Was ist das „Post Avatar Depressions Syndrom” (PADS)? Bedeutung, Definition, Erklärung

Was ist das Post Avatar Depressions Syndrom, PADS, Bedeutung, Definition, Erklärung


Der zweite Avatar-Film lässt die Kinokassen 2023 wieder klingeln und hat die Zwei-Milliarden-Marke im Januar 2023 durchbrochen. Jedoch haben einige Kinobesucher wohl derzeit ein Problem, sich nach dem Kinobesuch wieder mit ihrem eigenen Leben abzufinden und damit ins Reine zu kommen.

Was ist das „Post Avatar Depressions Syndrom” (PADS)? Bedeutung, Definition, Erklärung

Bereits nach dem ersten Avatar-Film trat bei einigen Zuschauern das Gefühl ein, dass ihr Alltag fast nicht mehr auszuhalten sei, nachdem man die wundervolle Welt der Na´vi kennengelernt hat. Zum ersten Mal etablierte sich der Begriff „Post-Avatar-Depression-Syndrom“ (kurz: PADS). PADS ist zwar keine medizinisch anerkannte Diagnose, jedoch hat der Film bei etlichen Fans Spuren hinterlassen.

Viele berichten darüber, dass sie nach dem ersten Mal Avatar schauen, morgens aufwachen würden und die Welt wäre einfach nur noch grau. Sie beschreiben ihr bisheriges Leben und all das, wofür sie gearbeitet haben, als sinnlos. Alles erscheint bedeutungslos und vielen fehlt dann einfach die Kraft, überhaupt noch etwas in ihrem Leben zu tun. Sie werden von dem Gefühl nicht losgelassen, in einer sterbenden Welt zu leben.

In TikTok-Videos ist nun auch zu sehen, wie der zweite Teil von Avatar, immense negative Gedanken bei den Zuschauern hinterlässt. Offenbar scheint das „Post-Avatar-Depression-Syndrom“ jetzt auch nach dem aktuellen Film aufzutreten. Oftmals tritt es bei Zuschauern auf, die auch schon nach dem ersten Teil von PADS betroffenen waren.

Grund für diese schlechten Reaktionen auf den zweiten Teil von Avatar sind aber keinesfalls die Eigenschaften eines schlechten Films. Vielmehr sind es die wiederkehrenden Handlungen, die vielseitigen rassistischen Elemente und klischeeerfüllenden Figuren, die der Regisseur in dem überaus teuren Film unterbringt, der Auslöser für schlechte Gedankengänge.

Bei PADS handelt es sich ganz offensichtlich um ein Gefühl, welches sich bei den Zuschauern nach dem Schauen des Avatars-Films einstellt. Die Unzufriedenheit wird dann auf das eigene Leben projiziert. Betroffene empfinden oftmals nach dem Avatar-Film ihren Alltag als trist und fühlen sich zu wenig mit der Natur verbunden.

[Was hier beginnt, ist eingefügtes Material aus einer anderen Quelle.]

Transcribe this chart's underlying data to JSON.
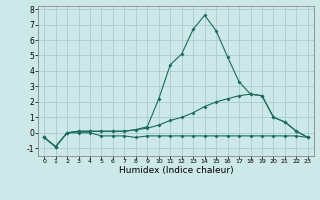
{
  "xlabel": "Humidex (Indice chaleur)",
  "bg_color": "#cce8e8",
  "grid_color": "#aacccc",
  "line_color": "#1a6b5a",
  "xlim": [
    -0.5,
    23.5
  ],
  "ylim": [
    -1.5,
    8.2
  ],
  "xticks": [
    0,
    1,
    2,
    3,
    4,
    5,
    6,
    7,
    8,
    9,
    10,
    11,
    12,
    13,
    14,
    15,
    16,
    17,
    18,
    19,
    20,
    21,
    22,
    23
  ],
  "yticks": [
    -1,
    0,
    1,
    2,
    3,
    4,
    5,
    6,
    7,
    8
  ],
  "line1_y": [
    -0.3,
    -0.9,
    0.0,
    0.0,
    0.0,
    -0.2,
    -0.2,
    -0.2,
    -0.3,
    -0.2,
    -0.2,
    -0.2,
    -0.2,
    -0.2,
    -0.2,
    -0.2,
    -0.2,
    -0.2,
    -0.2,
    -0.2,
    -0.2,
    -0.2,
    -0.2,
    -0.3
  ],
  "line2_y": [
    -0.3,
    -0.9,
    0.0,
    0.1,
    0.1,
    0.1,
    0.1,
    0.1,
    0.2,
    0.3,
    0.5,
    0.8,
    1.0,
    1.3,
    1.7,
    2.0,
    2.2,
    2.4,
    2.5,
    2.4,
    1.0,
    0.7,
    0.1,
    -0.3
  ],
  "line3_y": [
    -0.3,
    -0.9,
    0.0,
    0.1,
    0.1,
    0.1,
    0.1,
    0.1,
    0.2,
    0.4,
    2.2,
    4.4,
    5.1,
    6.7,
    7.6,
    6.6,
    4.9,
    3.3,
    2.5,
    2.4,
    1.0,
    0.7,
    0.1,
    -0.3
  ]
}
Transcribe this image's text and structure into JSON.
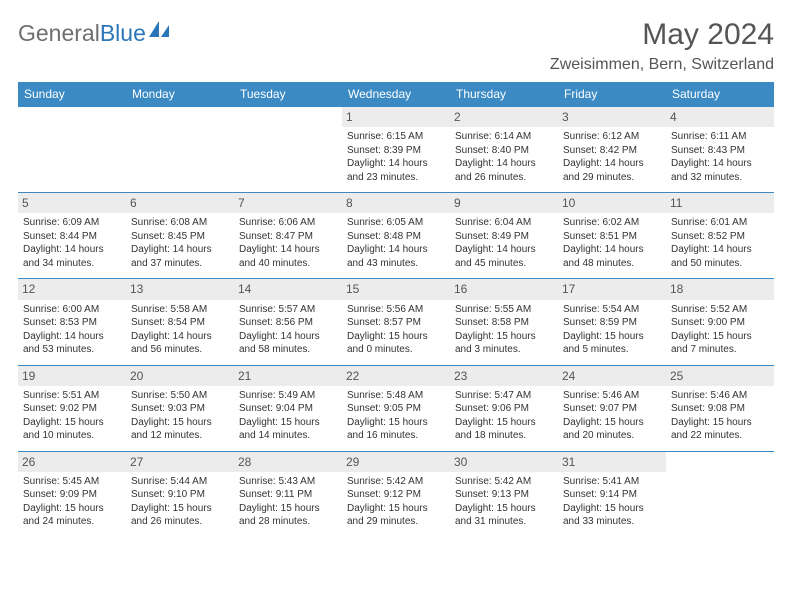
{
  "logo": {
    "part1": "General",
    "part2": "Blue"
  },
  "title": "May 2024",
  "location": "Zweisimmen, Bern, Switzerland",
  "colors": {
    "header_bg": "#3b8ac4",
    "header_text": "#ffffff",
    "border": "#3b8ac4",
    "daynum_bg": "#ececec",
    "text": "#333333",
    "title_color": "#555555",
    "logo_gray": "#6f6f6f",
    "logo_blue": "#2a76b8"
  },
  "weekdays": [
    "Sunday",
    "Monday",
    "Tuesday",
    "Wednesday",
    "Thursday",
    "Friday",
    "Saturday"
  ],
  "weeks": [
    [
      null,
      null,
      null,
      {
        "n": "1",
        "sr": "6:15 AM",
        "ss": "8:39 PM",
        "dl": "14 hours and 23 minutes."
      },
      {
        "n": "2",
        "sr": "6:14 AM",
        "ss": "8:40 PM",
        "dl": "14 hours and 26 minutes."
      },
      {
        "n": "3",
        "sr": "6:12 AM",
        "ss": "8:42 PM",
        "dl": "14 hours and 29 minutes."
      },
      {
        "n": "4",
        "sr": "6:11 AM",
        "ss": "8:43 PM",
        "dl": "14 hours and 32 minutes."
      }
    ],
    [
      {
        "n": "5",
        "sr": "6:09 AM",
        "ss": "8:44 PM",
        "dl": "14 hours and 34 minutes."
      },
      {
        "n": "6",
        "sr": "6:08 AM",
        "ss": "8:45 PM",
        "dl": "14 hours and 37 minutes."
      },
      {
        "n": "7",
        "sr": "6:06 AM",
        "ss": "8:47 PM",
        "dl": "14 hours and 40 minutes."
      },
      {
        "n": "8",
        "sr": "6:05 AM",
        "ss": "8:48 PM",
        "dl": "14 hours and 43 minutes."
      },
      {
        "n": "9",
        "sr": "6:04 AM",
        "ss": "8:49 PM",
        "dl": "14 hours and 45 minutes."
      },
      {
        "n": "10",
        "sr": "6:02 AM",
        "ss": "8:51 PM",
        "dl": "14 hours and 48 minutes."
      },
      {
        "n": "11",
        "sr": "6:01 AM",
        "ss": "8:52 PM",
        "dl": "14 hours and 50 minutes."
      }
    ],
    [
      {
        "n": "12",
        "sr": "6:00 AM",
        "ss": "8:53 PM",
        "dl": "14 hours and 53 minutes."
      },
      {
        "n": "13",
        "sr": "5:58 AM",
        "ss": "8:54 PM",
        "dl": "14 hours and 56 minutes."
      },
      {
        "n": "14",
        "sr": "5:57 AM",
        "ss": "8:56 PM",
        "dl": "14 hours and 58 minutes."
      },
      {
        "n": "15",
        "sr": "5:56 AM",
        "ss": "8:57 PM",
        "dl": "15 hours and 0 minutes."
      },
      {
        "n": "16",
        "sr": "5:55 AM",
        "ss": "8:58 PM",
        "dl": "15 hours and 3 minutes."
      },
      {
        "n": "17",
        "sr": "5:54 AM",
        "ss": "8:59 PM",
        "dl": "15 hours and 5 minutes."
      },
      {
        "n": "18",
        "sr": "5:52 AM",
        "ss": "9:00 PM",
        "dl": "15 hours and 7 minutes."
      }
    ],
    [
      {
        "n": "19",
        "sr": "5:51 AM",
        "ss": "9:02 PM",
        "dl": "15 hours and 10 minutes."
      },
      {
        "n": "20",
        "sr": "5:50 AM",
        "ss": "9:03 PM",
        "dl": "15 hours and 12 minutes."
      },
      {
        "n": "21",
        "sr": "5:49 AM",
        "ss": "9:04 PM",
        "dl": "15 hours and 14 minutes."
      },
      {
        "n": "22",
        "sr": "5:48 AM",
        "ss": "9:05 PM",
        "dl": "15 hours and 16 minutes."
      },
      {
        "n": "23",
        "sr": "5:47 AM",
        "ss": "9:06 PM",
        "dl": "15 hours and 18 minutes."
      },
      {
        "n": "24",
        "sr": "5:46 AM",
        "ss": "9:07 PM",
        "dl": "15 hours and 20 minutes."
      },
      {
        "n": "25",
        "sr": "5:46 AM",
        "ss": "9:08 PM",
        "dl": "15 hours and 22 minutes."
      }
    ],
    [
      {
        "n": "26",
        "sr": "5:45 AM",
        "ss": "9:09 PM",
        "dl": "15 hours and 24 minutes."
      },
      {
        "n": "27",
        "sr": "5:44 AM",
        "ss": "9:10 PM",
        "dl": "15 hours and 26 minutes."
      },
      {
        "n": "28",
        "sr": "5:43 AM",
        "ss": "9:11 PM",
        "dl": "15 hours and 28 minutes."
      },
      {
        "n": "29",
        "sr": "5:42 AM",
        "ss": "9:12 PM",
        "dl": "15 hours and 29 minutes."
      },
      {
        "n": "30",
        "sr": "5:42 AM",
        "ss": "9:13 PM",
        "dl": "15 hours and 31 minutes."
      },
      {
        "n": "31",
        "sr": "5:41 AM",
        "ss": "9:14 PM",
        "dl": "15 hours and 33 minutes."
      },
      null
    ]
  ],
  "labels": {
    "sunrise": "Sunrise:",
    "sunset": "Sunset:",
    "daylight": "Daylight:"
  }
}
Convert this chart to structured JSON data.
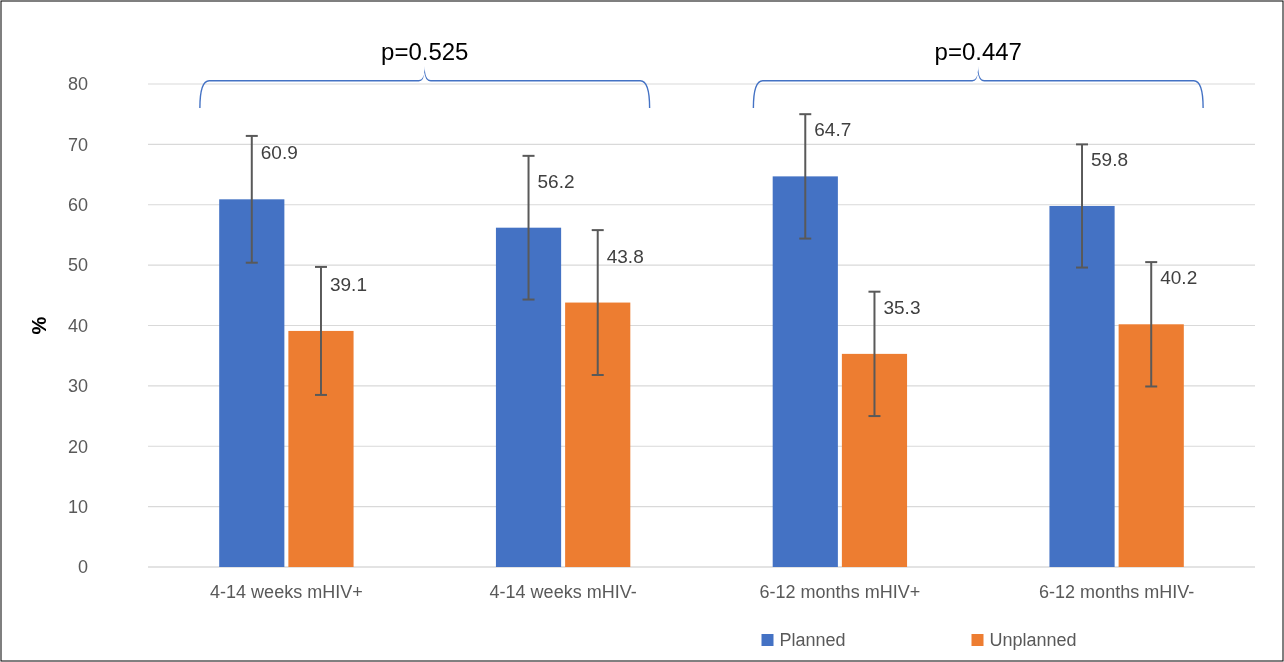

Keine echte Krankheit – trotzdem ist PADS real

Bei vielen Zuschauern steht die eigene Welt, der Alltag, die Arbeit und die kapitalistische Gesellschaft sowie die Zerstörung unseres Planeten dem einfachen und natürlichen Leben der Na´vi gegenüber. So hinterlässt der Film viele Sehnsüchte nach einer anderen Lebensgestaltung bei den Zuschauern.

Konfrontiert man PADS-Betroffene damit, dass auch sie mit ihrer Kultur und Lebensweise selbst an der stetigen Vernichtung des Planeten beteiligt sind, wird dies erst einmal von den Betroffenen ignoriert. Dass gerade ein computeranimierter Film und damit auch eine virtuell erzeugte Natur die Sehnsucht nach mehr Natur im eigenen Leben auslöst, ist besonders beachtlich beim PADS.

Experten zufolge kann das „Post-Avatar-Depression-Syndrom“ aber keinesfalls mit einer herkömmlichen Depression verglichen werden. Diese sich einstellenden Gefühle nach dem Film sind normal.

Bei vielen Zuschauern hat dieser Film wohl offensichtlich den Nerv der Zeit getroffen. Es bleibt höchst erstaunlich, dass PADS durch eine Fantasiewelt ausgelöst wird und die Zuschauer dahin bewegt, nach dem Film ernsthaft mit negativen Gedanken behaftet zu sein.

Ein Psychiater berichtete einem Magazin gegenüber, dass für diesen Film das Beste aus der aktuellen Technik herausgeholt wurde, um solch eine wundervolle, virtuelle Welt zu erschaffen. Trotzdem sollten sich Zuschauer immer bewusst sein, dass das reale Leben niemals so utopisch sein wird, wie es in den Avatar-Filmen dargestellt wird. Für viele Menschen erscheint das reale Leben nach dem Kinobesuch viel unvollkommener als zuvor.